If a Russian startup has its way, advertising is headed for new heights: both literally and figuratively.

“The stars in the night sky will very soon be outshone by the glare of billboards – and in the not-too-distant future. That’s at least what Russian startup StartRocket has in mind as the company has announced plans to install a giant display at an altitude of nearly 500 kilometers,” reports Russia Today (RT).

"Satellite reflectors use sunlight directing it towards the Earth so the cubesats satellite pixels will be turned on and off when we need while the entire display moves into the orbit showing messages or images," RT quotes project leader Vladilen Sitnikov as saying. However, StartRocket’s ambitious plans have already drawn criticism from social media users and scientists alike.

“Just how preposterous can a human be?” one user asked, while another wished the company “burn in hell.”

Others termed the plan as the climax of "visual pollution, commercial greed” and “an awful idea,” urging the company to use “your money for something more worthwhile than ruining our skies with advertising. What an awful idea this is.”

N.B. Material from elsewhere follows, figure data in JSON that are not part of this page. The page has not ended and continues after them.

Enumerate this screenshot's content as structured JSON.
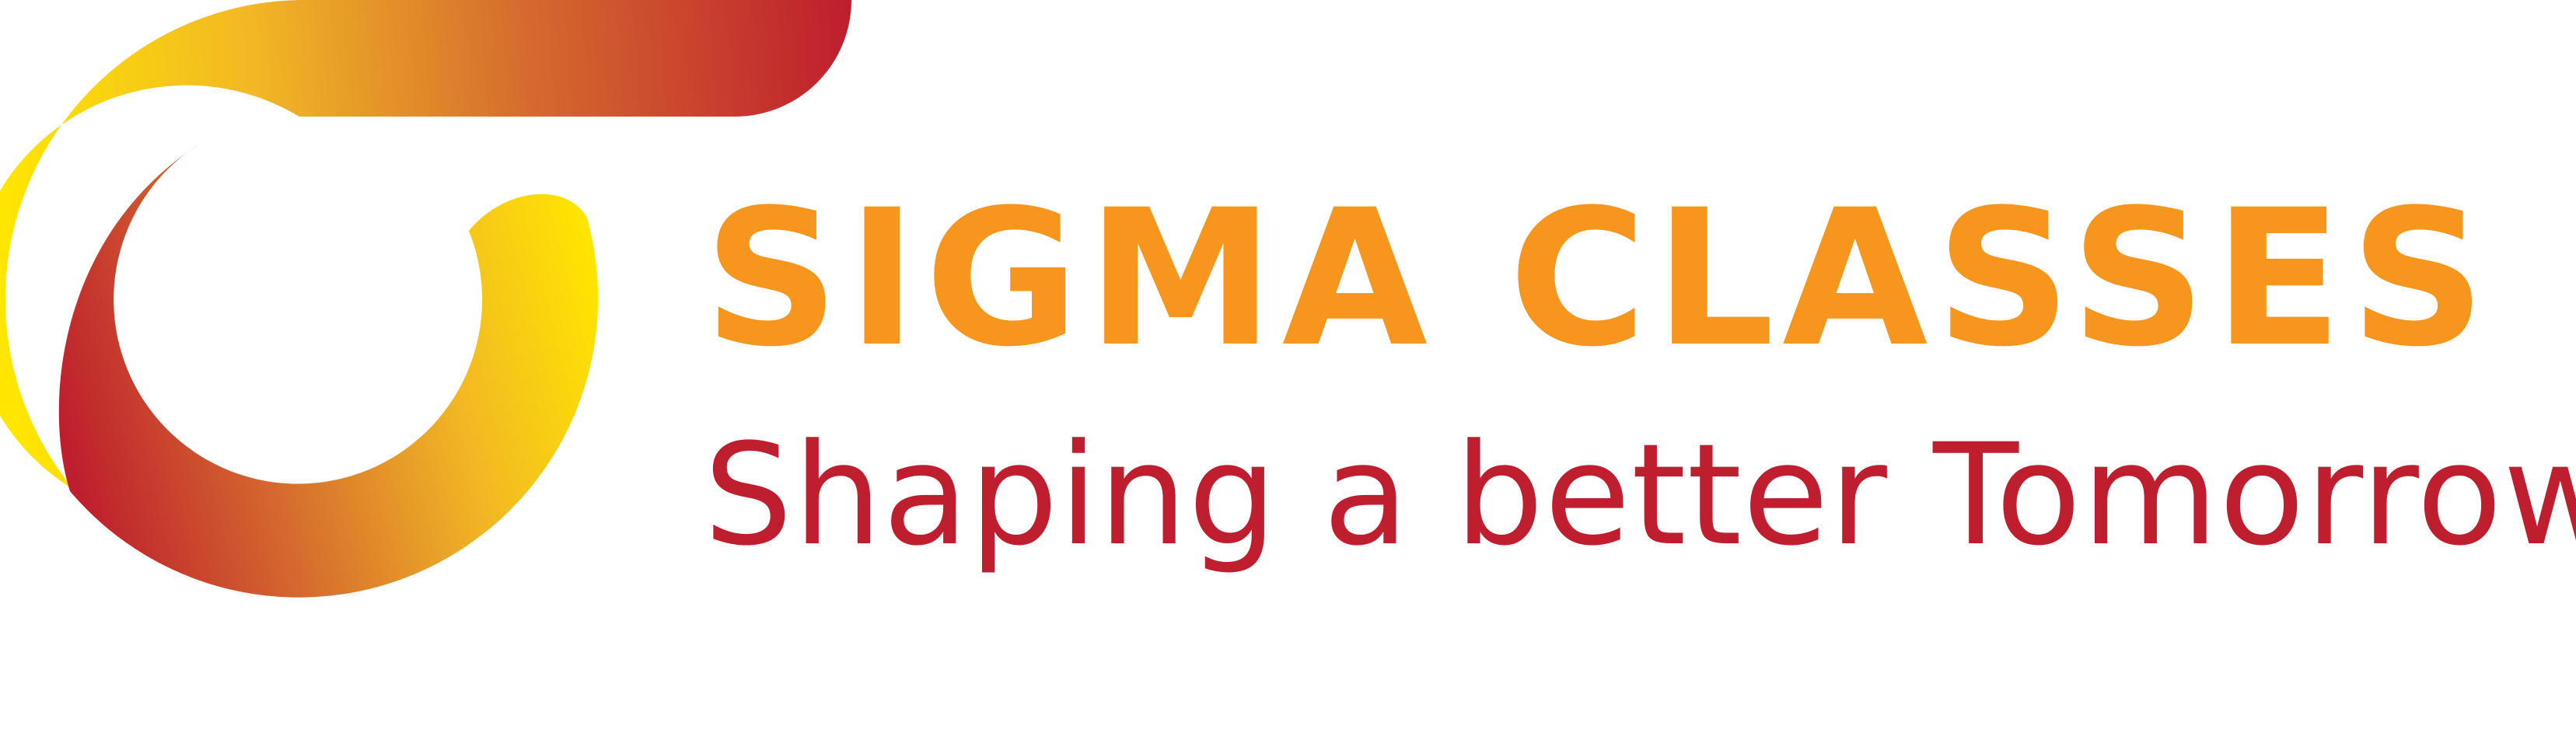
{
  "brand": {
    "name": "SIGMA CLASSES",
    "tagline": "Shaping a better Tomorrow"
  },
  "colors": {
    "brand_name": "#F7961D",
    "tagline": "#BE1E2D",
    "gradient_yellow": "#FFE600",
    "gradient_gold": "#F2B824",
    "gradient_orange": "#D56B2E",
    "gradient_red": "#BE1E2D"
  },
  "icons": {
    "logo": "sigma-swoosh-logo-icon"
  }
}
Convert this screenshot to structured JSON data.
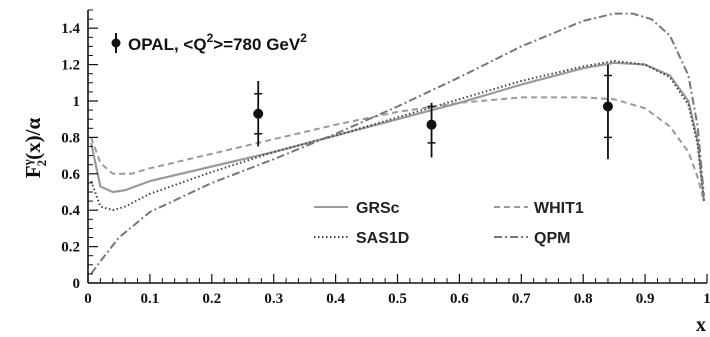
{
  "chart_data": {
    "type": "line",
    "ylabel_parts": {
      "F": "F",
      "sup": "γ",
      "sub": "2",
      "rest": "(x)/α"
    },
    "xlabel": "x",
    "xlim": [
      0,
      1
    ],
    "ylim": [
      0,
      1.5
    ],
    "x_ticks": [
      0,
      0.1,
      0.2,
      0.3,
      0.4,
      0.5,
      0.6,
      0.7,
      0.8,
      0.9,
      1
    ],
    "x_tick_labels": [
      "0",
      "0.1",
      "0.2",
      "0.3",
      "0.4",
      "0.5",
      "0.6",
      "0.7",
      "0.8",
      "0.9",
      "1"
    ],
    "y_ticks": [
      0,
      0.2,
      0.4,
      0.6,
      0.8,
      1.0,
      1.2,
      1.4
    ],
    "y_tick_labels": [
      "0",
      "0.2",
      "0.4",
      "0.6",
      "0.8",
      "1",
      "1.2",
      "1.4"
    ],
    "data_series": {
      "name_parts": {
        "pre": "OPAL, <Q",
        "sup": "2",
        "post": ">=780 GeV",
        "sup2": "2"
      },
      "points": [
        {
          "x": 0.275,
          "y": 0.93,
          "stat_err": [
            0.82,
            1.04
          ],
          "tot_err": [
            0.75,
            1.11
          ]
        },
        {
          "x": 0.555,
          "y": 0.87,
          "stat_err": [
            0.77,
            0.97
          ],
          "tot_err": [
            0.69,
            0.99
          ]
        },
        {
          "x": 0.84,
          "y": 0.97,
          "stat_err": [
            0.8,
            1.14
          ],
          "tot_err": [
            0.68,
            1.2
          ]
        }
      ]
    },
    "series": [
      {
        "name": "GRSc",
        "style": "solid",
        "x": [
          0.005,
          0.02,
          0.04,
          0.06,
          0.1,
          0.2,
          0.3,
          0.4,
          0.5,
          0.6,
          0.7,
          0.8,
          0.85,
          0.9,
          0.94,
          0.97,
          0.985,
          0.995
        ],
        "y": [
          0.77,
          0.53,
          0.5,
          0.51,
          0.56,
          0.64,
          0.72,
          0.81,
          0.9,
          0.99,
          1.09,
          1.18,
          1.21,
          1.2,
          1.14,
          1.0,
          0.78,
          0.45
        ]
      },
      {
        "name": "SAS1D",
        "style": "dotted",
        "x": [
          0.005,
          0.02,
          0.04,
          0.06,
          0.1,
          0.2,
          0.3,
          0.4,
          0.5,
          0.6,
          0.7,
          0.8,
          0.85,
          0.9,
          0.94,
          0.97,
          0.985,
          0.995
        ],
        "y": [
          0.56,
          0.42,
          0.4,
          0.42,
          0.49,
          0.61,
          0.72,
          0.81,
          0.91,
          1.01,
          1.11,
          1.19,
          1.22,
          1.2,
          1.13,
          0.98,
          0.76,
          0.45
        ]
      },
      {
        "name": "WHIT1",
        "style": "dashed",
        "x": [
          0.005,
          0.02,
          0.04,
          0.07,
          0.1,
          0.2,
          0.3,
          0.4,
          0.5,
          0.6,
          0.7,
          0.8,
          0.85,
          0.9,
          0.94,
          0.97,
          0.985,
          0.995
        ],
        "y": [
          0.8,
          0.66,
          0.6,
          0.6,
          0.63,
          0.71,
          0.79,
          0.87,
          0.94,
          0.99,
          1.02,
          1.02,
          1.01,
          0.96,
          0.86,
          0.72,
          0.58,
          0.45
        ]
      },
      {
        "name": "QPM",
        "style": "dashdot",
        "x": [
          0.005,
          0.02,
          0.05,
          0.1,
          0.2,
          0.3,
          0.4,
          0.5,
          0.6,
          0.7,
          0.8,
          0.85,
          0.88,
          0.91,
          0.94,
          0.97,
          0.985,
          0.995
        ],
        "y": [
          0.05,
          0.12,
          0.25,
          0.39,
          0.55,
          0.68,
          0.82,
          0.97,
          1.13,
          1.3,
          1.44,
          1.48,
          1.48,
          1.45,
          1.36,
          1.14,
          0.86,
          0.48
        ]
      }
    ],
    "legend_position": "lower-right"
  }
}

Scientists were not too impressed with the idea either. “Launching art projects like this with no commercial, scientific, or national security value seems unwise,” University of Michigan astronomy professor and space debris expert Patrick Seitzer said, indicating that “space is getting increasingly crowded.”

Pepsi has already shelved plans to advertise its products on the StarRocket’s space billboard.

"We can confirm StartRocket performed an exploratory test for stratosphere advertisements using the Adrenaline GameChangers logo," a spokesperson for PepsiCo told SpaceNews. "This was a one-time event; we have no further plans to test or commercially use this technology at this time."